CareerSource Southwest Florida launched its first, Fall Hiring Event Thursday. Hundreds of people walked among the booths, dressed professionally, and instead of having a gun on their person like Gomez, they were armed with their most recent resumes.

With the agency implementing new technology, Gomez wants to increase the size of the police force. The detective wants to fill over 60 positions. Collier and Charlotte County sheriff’s offices have similar human resources ambitions.

“Charlotte County is growing a lot,” Tabbatha Carter said, a lieutenant at Charlotte County Sheriffs Office. “We want to make sure we have enough people employed with the sheriffs’ office to help out the community.

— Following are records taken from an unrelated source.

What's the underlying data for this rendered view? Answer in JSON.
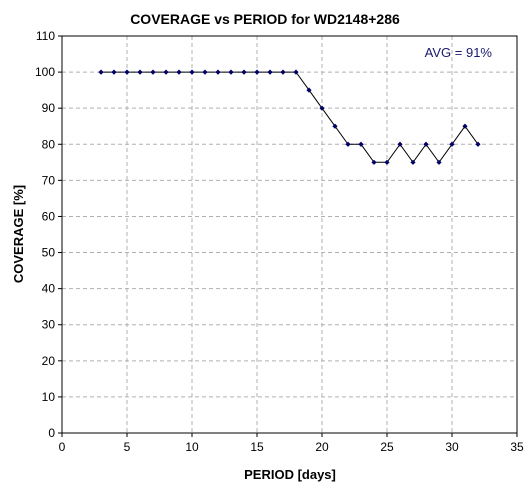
{
  "chart_data": {
    "type": "line",
    "title": "COVERAGE vs PERIOD for WD2148+286",
    "xlabel": "PERIOD [days]",
    "ylabel": "COVERAGE [%]",
    "xlim": [
      0,
      35
    ],
    "ylim": [
      0,
      110
    ],
    "xticks": [
      0,
      5,
      10,
      15,
      20,
      25,
      30,
      35
    ],
    "yticks": [
      0,
      10,
      20,
      30,
      40,
      50,
      60,
      70,
      80,
      90,
      100,
      110
    ],
    "grid": true,
    "annotation": "AVG = 91%",
    "series": [
      {
        "x": [
          3,
          4,
          5,
          6,
          7,
          8,
          9,
          10,
          11,
          12,
          13,
          14,
          15,
          16,
          17,
          18,
          19,
          20,
          21,
          22,
          23,
          24,
          25,
          26,
          27,
          28,
          29,
          30,
          31,
          32
        ],
        "values": [
          100,
          100,
          100,
          100,
          100,
          100,
          100,
          100,
          100,
          100,
          100,
          100,
          100,
          100,
          100,
          100,
          95,
          90,
          85,
          80,
          80,
          75,
          75,
          80,
          75,
          80,
          75,
          80,
          85,
          80
        ],
        "color": "#000066"
      }
    ]
  }
}
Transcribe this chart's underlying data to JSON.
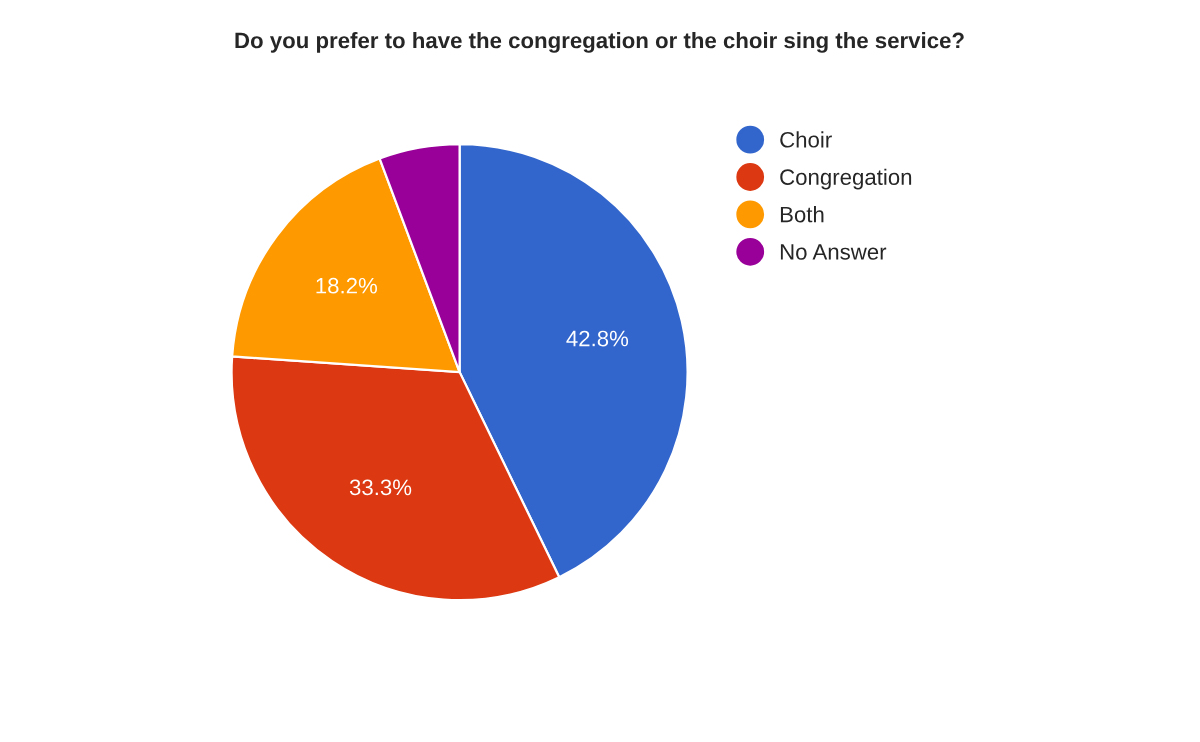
{
  "chart_data": {
    "type": "pie",
    "title": "Do you prefer to have the congregation or the choir sing the service?",
    "categories": [
      "Choir",
      "Congregation",
      "Both",
      "No Answer"
    ],
    "values": [
      42.8,
      33.3,
      18.2,
      5.7
    ],
    "value_labels": [
      "42.8%",
      "33.3%",
      "18.2%",
      null
    ],
    "colors": [
      "#3366cc",
      "#dc3912",
      "#ff9900",
      "#990099"
    ],
    "legend": "right"
  }
}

Other employers at this job fair are facing similar issues due to low unemployment.

As of September, the national unemployment rate is 3.7 percent — it hasn’t been this low in nearly 50 years. While the Florida governor’s office is expected to release updated unemployment numbers on Friday, it is unlikely the rate will deviate much from its 3.7 percent, either.

Karen Celec, a nursing support recruiter for Lee Health, was at the event stationed with various items that she believes will reflect upon her employer favorably to new applicants.

“Retention is definitely a problem,” Celec said. “Somebody else may be paying a little bit more; people are looking at that.”

John Anderson, a manager a Sherwin Williams, wasn’t optimistic about his chances of securing talent. He was stationed nearby Celec. Like her, he also had items that help tell part of the story about the company where he works.

“It says it’s a great economy to live in,” Anderson said. “It’s really the benefit of the employee not the employer.”

Logan Harper agrees with Anderson. He feels like he has the power in negotiations with the booming economy.

“It makes me a bigger commodity,” Harper said. “They have to chase after me, [not] the other way around.”

As for Detective Gomez, he’s confident the department will fill the positions quickly.

“When it comes to law enforcement, the more the better,” he said.